Bounce and exit rates
Bounce rate is the percentage of single-page sessions. Meaning sessions in which the person left your publication or page from its entrance without interacting. To be upfront, bounce rates depend on many factors outside of just the “type” of publication you have. While a low bounce rate indicates that the content is relevant to visitors, a high bounce will not necessarily mean that a page is not relevant. This metric is good for understanding how each individual page contributes to the overall reading behaviour. It's also a great metric for understanding the correlation between the amount of content on a page and what further action is required of the reader. If a page contains little information but requires a strong call-to-action, this means this page needs to perform better in terms of interactions than time spent on page.
Do you know where your visitors exit your publication? Are they leaving from a specific page? By looking at the popular pages in your analytics dashboard, you can see the number of users that view each page. With this data you can visualize the user flow. This enables you to see how far visitors make it through your publication and content. By taking into account the bounce and exit rates, you can now think about ways to improve your content experience. For example: you can add more links to other pages, reorder your pages and call-to-actions, or place a table of contents at the beginning of your publication.
Traffic source and share of voice
After publishing your publication, you have shared it with your audience. But do you know where all that traffic is coming from? Social media? Organic search? Referrals? Of those sources, which referral traffic are sending the most visitors your way? Knowing how your publication visits break down can give you insight into your high-performing channels as well as under-utilized ones. Is your content worth linking to? Referral links are extremely valuable metrics; it indicates that your content is valuable to others and worth sharing through a variety of channels. Keeping track of your inbound links helps you keep tabs on the quality of your content.
The analytics dashboard will show you where the origin (source) of your traffic comes from, such as a search engine (for example, google) or a website domain (example.com). It also shows from what medium, the general category of the source, the traffic is sent from. For example, organic search (organic), cost-per-click paid search (CPC), web referral (referral). Every source/medium also shows what metrics this traffic generates such as page views, sessions, average time per session or on page with its bounce percentage.

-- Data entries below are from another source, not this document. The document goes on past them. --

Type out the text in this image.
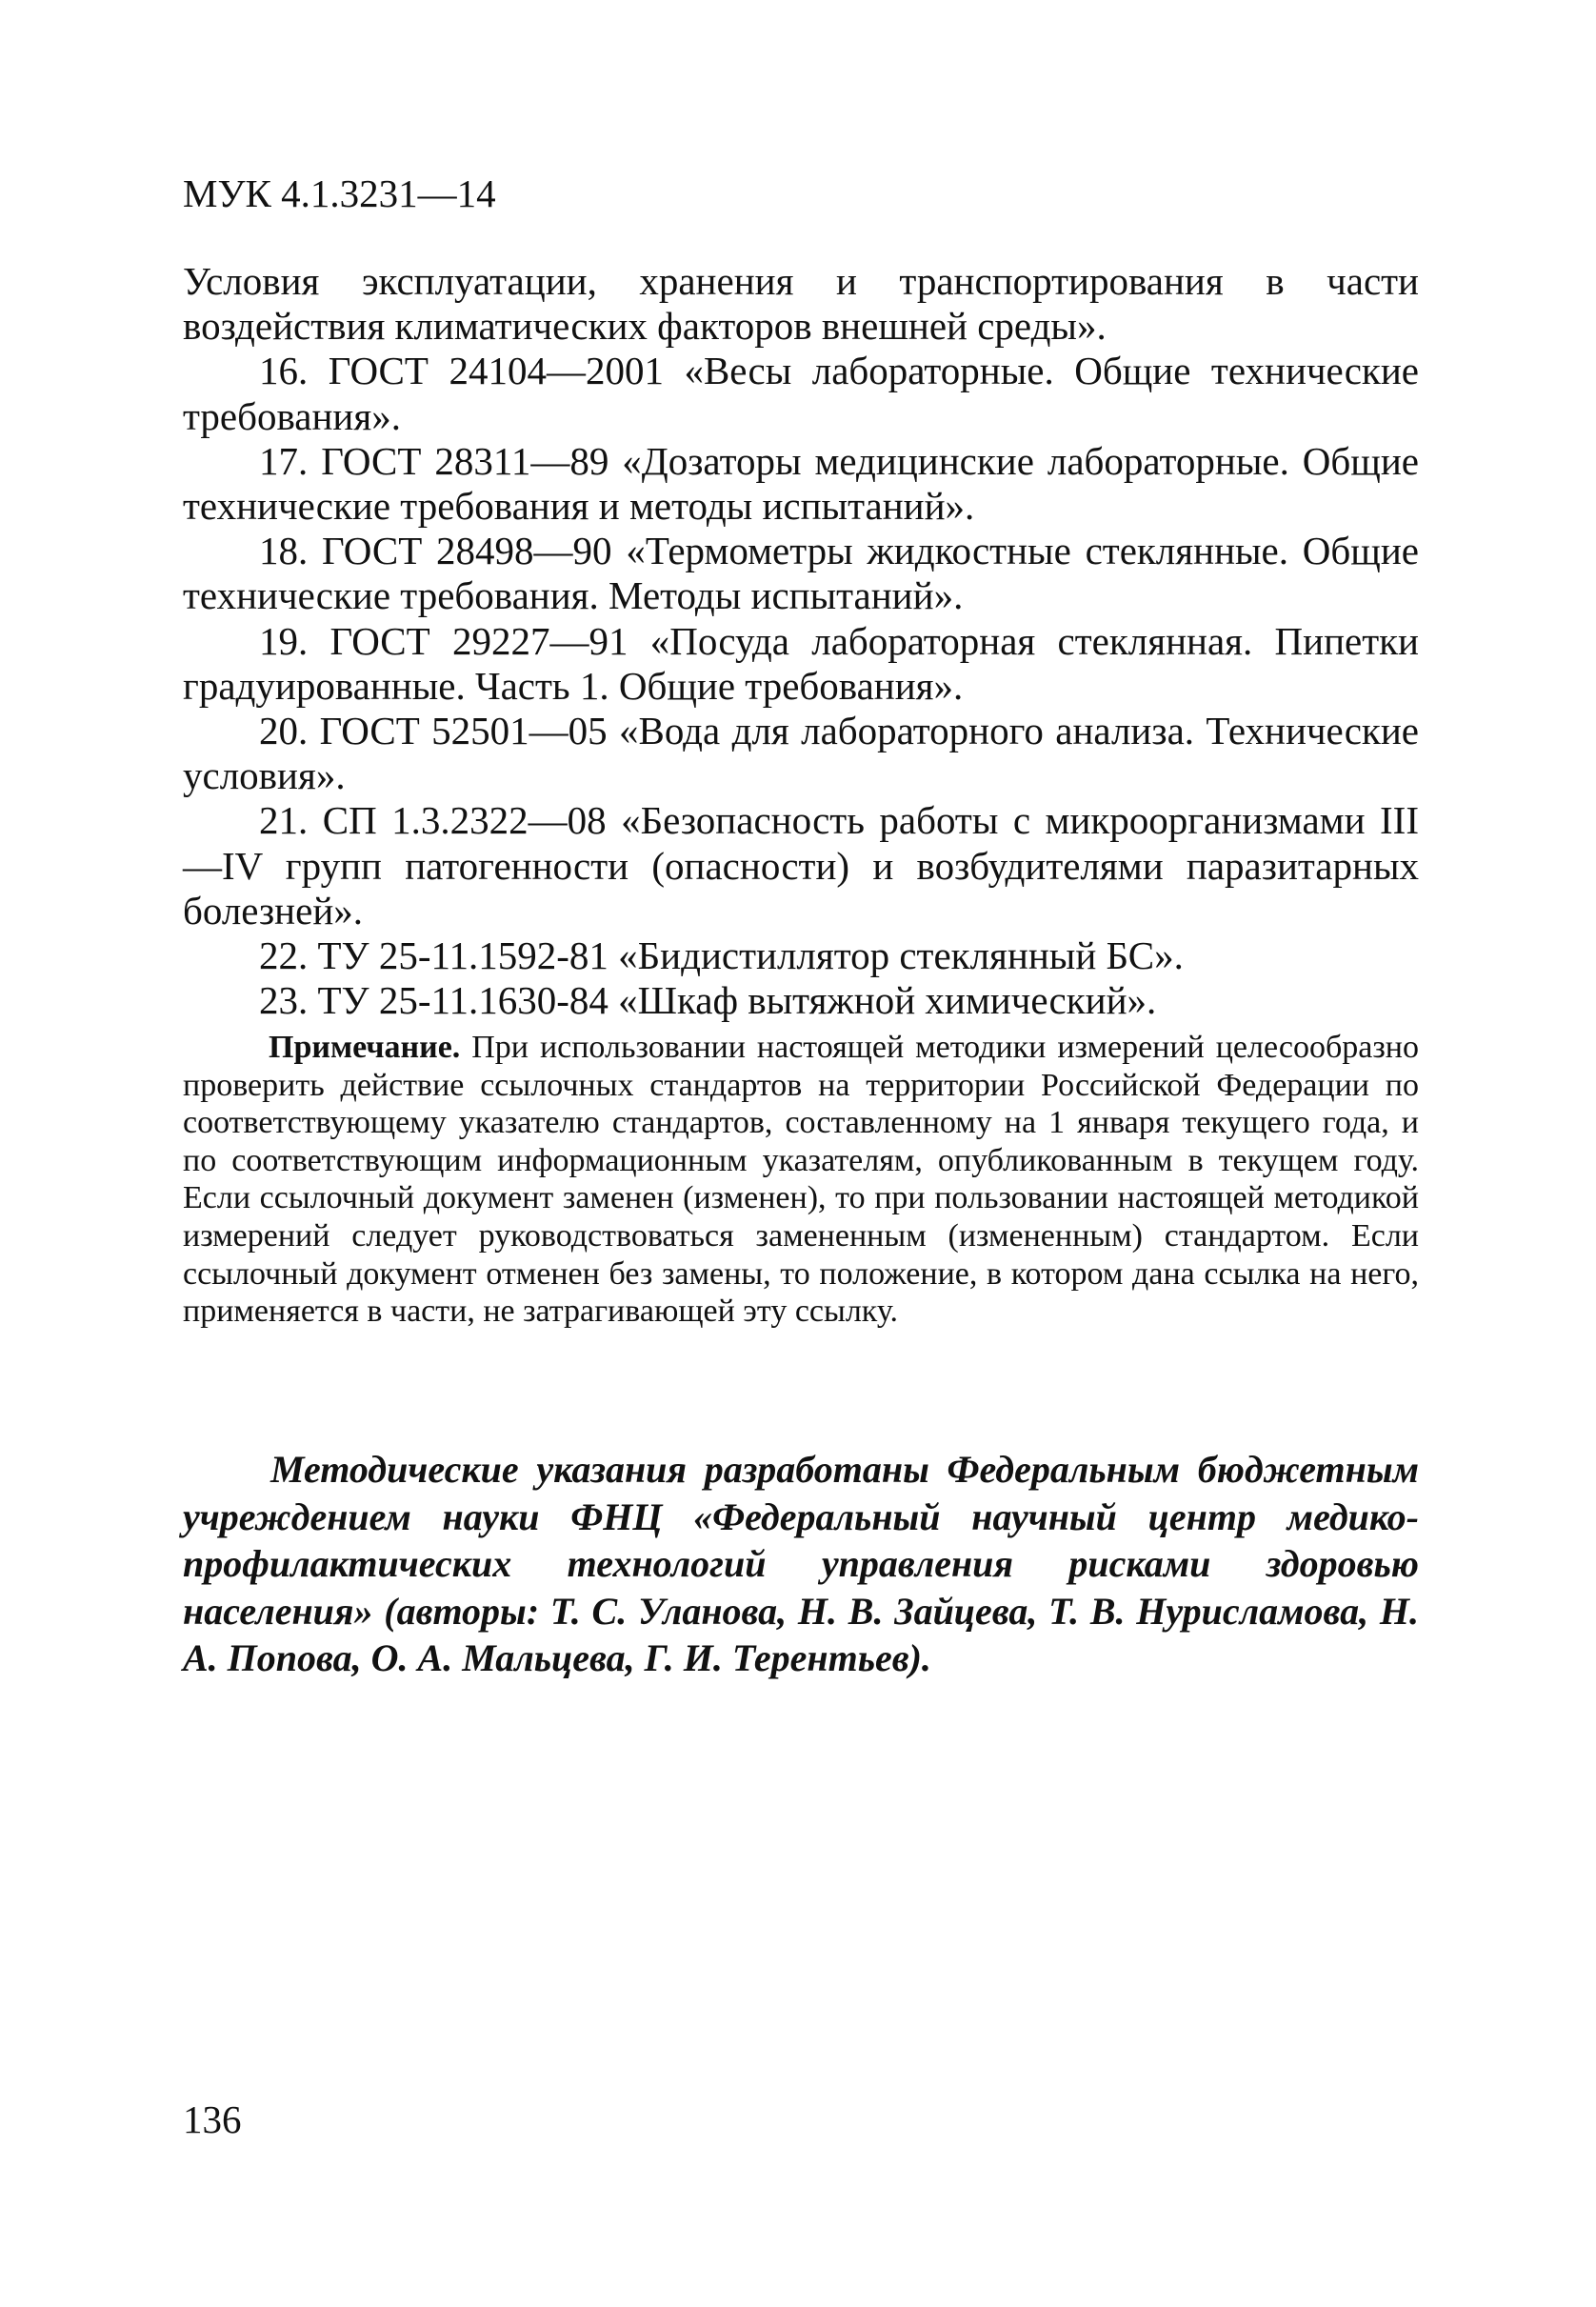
МУК 4.1.3231—14

Условия эксплуатации, хранения и транспортирования в части воздействия климатических факторов внешней среды».

16. ГОСТ 24104—2001 «Весы лабораторные. Общие технические требования».

17. ГОСТ 28311—89 «Дозаторы медицинские лабораторные. Общие технические требования и методы испытаний».

18. ГОСТ 28498—90 «Термометры жидкостные стеклянные. Общие технические требования. Методы испытаний».

19. ГОСТ 29227—91 «Посуда лабораторная стеклянная. Пипетки градуированные. Часть 1. Общие требования».

20. ГОСТ 52501—05 «Вода для лабораторного анализа. Технические условия».

21. СП 1.3.2322—08 «Безопасность работы с микроорганизмами III—IV групп патогенности (опасности) и возбудителями паразитарных болезней».

22. ТУ 25-11.1592-81 «Бидистиллятор стеклянный БС».

23. ТУ 25-11.1630-84 «Шкаф вытяжной химический».

Примечание. При использовании настоящей методики измерений целесообразно проверить действие ссылочных стандартов на территории Российской Федерации по соответствующему указателю стандартов, составленному на 1 января текущего года, и по соответствующим информационным указателям, опубликованным в текущем году. Если ссылочный документ заменен (изменен), то при пользовании настоящей методикой измерений следует руководствоваться замененным (измененным) стандартом. Если ссылочный документ отменен без замены, то положение, в котором дана ссылка на него, применяется в части, не затрагивающей эту ссылку.

Методические указания разработаны Федеральным бюджетным учреждением науки ФНЦ «Федеральный научный центр медико-профилактических технологий управления рисками здоровью населения» (авторы: Т. С. Уланова, Н. В. Зайцева, Т. В. Нурисламова, Н. А. Попова, О. А. Мальцева, Г. И. Терентьев).

136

Lead generation and conversion
If your publication is created to convert visitors to leads or to collect information, then there are several conversion metrics that will help determine its success. You can track how many visitors filled in a form on your publication or clicked on an outbound link leading them to your website or webshop. These clicks or submissions can be tracked by integrating tools such as Google Tag Manager or Zapier. Using UTM tags can also define the user behaviour and easy track visitors coming from your publication.
Try to put yourself in the shoes of your target audience
The analytics dashboard can provide you with a lot of metrics and a lot of data. It is up to you to choose your most important metrics and measure them accordingly. If you can put yourself in the need and motivation of your target audience, you get actionable insights on how to move them.
If you want to see more and advanced statistics from your publications, then you are able to integrate Google Analytics and implement Google Tag Manager. The GA dashboard displays more advanced and in-depth information from your publications in comparison with other website traffic.